8. This feature of independent corporate personality is illustrated in the case of Solomon
v. Solomon Company Ltd.

FACTS:
i. The plaintiff, Aaron Solomon (P), was a leather and shoe manufacturer and he
converted his business into a company and named the company Solomon
Company Ltd. The Company was limited by shares and had a share capital of
£40,000 (£1*40000 shares).
ii. There were 7 subscribers to the memorandum (Solomon, his wife, daughter
and 4 sons) who were to run the business. When he transferred the business
Solomon took 20,000 shares of £1 each and debentures worth £10,000. His
wife, daughter and 4 sons had 1 share of £1 each.
iii. There was trade depression and a year after incorporation the company went
into liquidation, there were assets worth £6,000 and liabilities consisting of
unsecured creditors £7,000 and debentures held by Solomon worth £10,000.
iv. Thus, the unsecured creditors did not receive anything as all the money went
to the debenture holders.
v. The unsecured creditors raised the contention that the company was
incorporated but the company did not have a separate legal existence as
Solomon himself ran the company. The company was thus considered to be a
sham playing fraud and also contravened the intent of the company and its
object of the Companies Act.
HELD:
i. This contention by the unsecured creditors was rejected completely by the
courts. They held that on the incorporation of the company under the
Companies Act, the company has a separate legal existence.
ii. Thus even though the debenture holder was Solomon himself, he was entitled
to get priority in payment over the unsecured creditors of the company.
iii. Thus is can be seen that the courts applied S. 3(1) and S. 34(2) of the Act.

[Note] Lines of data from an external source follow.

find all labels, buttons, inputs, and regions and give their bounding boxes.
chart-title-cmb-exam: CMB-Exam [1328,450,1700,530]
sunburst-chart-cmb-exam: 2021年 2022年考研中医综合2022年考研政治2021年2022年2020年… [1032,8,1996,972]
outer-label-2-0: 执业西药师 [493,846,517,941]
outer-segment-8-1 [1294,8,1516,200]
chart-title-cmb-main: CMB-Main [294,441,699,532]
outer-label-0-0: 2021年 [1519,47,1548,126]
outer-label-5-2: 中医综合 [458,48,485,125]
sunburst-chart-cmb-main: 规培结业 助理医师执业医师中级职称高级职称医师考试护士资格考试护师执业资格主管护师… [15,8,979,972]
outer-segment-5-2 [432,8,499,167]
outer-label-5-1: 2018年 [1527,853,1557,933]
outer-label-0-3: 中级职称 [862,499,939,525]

9. In India, this concept of separate legal personality was recognised in the case of Re
Kondali Tea Company Limited
FACTS:
i. An association was running a tea estate and converted the same into a
company.
ii. They claimed an exemption from ad valorem duty on the ground that they
themselves were the shareholders of the company and there was a transfer of
one company to another.
HELD:
i. The court that even if one person holds the entire share capital of the
company, it is a legal personality distinct from its members.
ii. Further, the court stated that the shareholders are persons who participate in
meetings and all the assets of the company are to be transferred to him on
liquidation. The main object of the companies act is to protect investors and
creditors of a company.

10. In another case, Lee v. Lee Air Farming Ltd. the concept of independent legal
personality was upheld.
FACTS
i. A managing director of the company appointed himself as a pilot. While
piloting an aircraft, he died.
ii. His wife went on to claim compensation under the Workmen’s Compensation
Act.
HELD
i. The Managing Director was acting in the twin capacity i.e. the master (MD)
and servant (pilot) of the company.
ii. The principle of corporate personality allows one person to act in a twin
capacity and thus his wife could claim compensation under the scheme as he
was acting in the capacity of a servant of the company and could claim such
compensation.

11. The J.J. Irani Committee Report too mentions the same and the doctrine of lifting the
corporate veil has not been touched by them.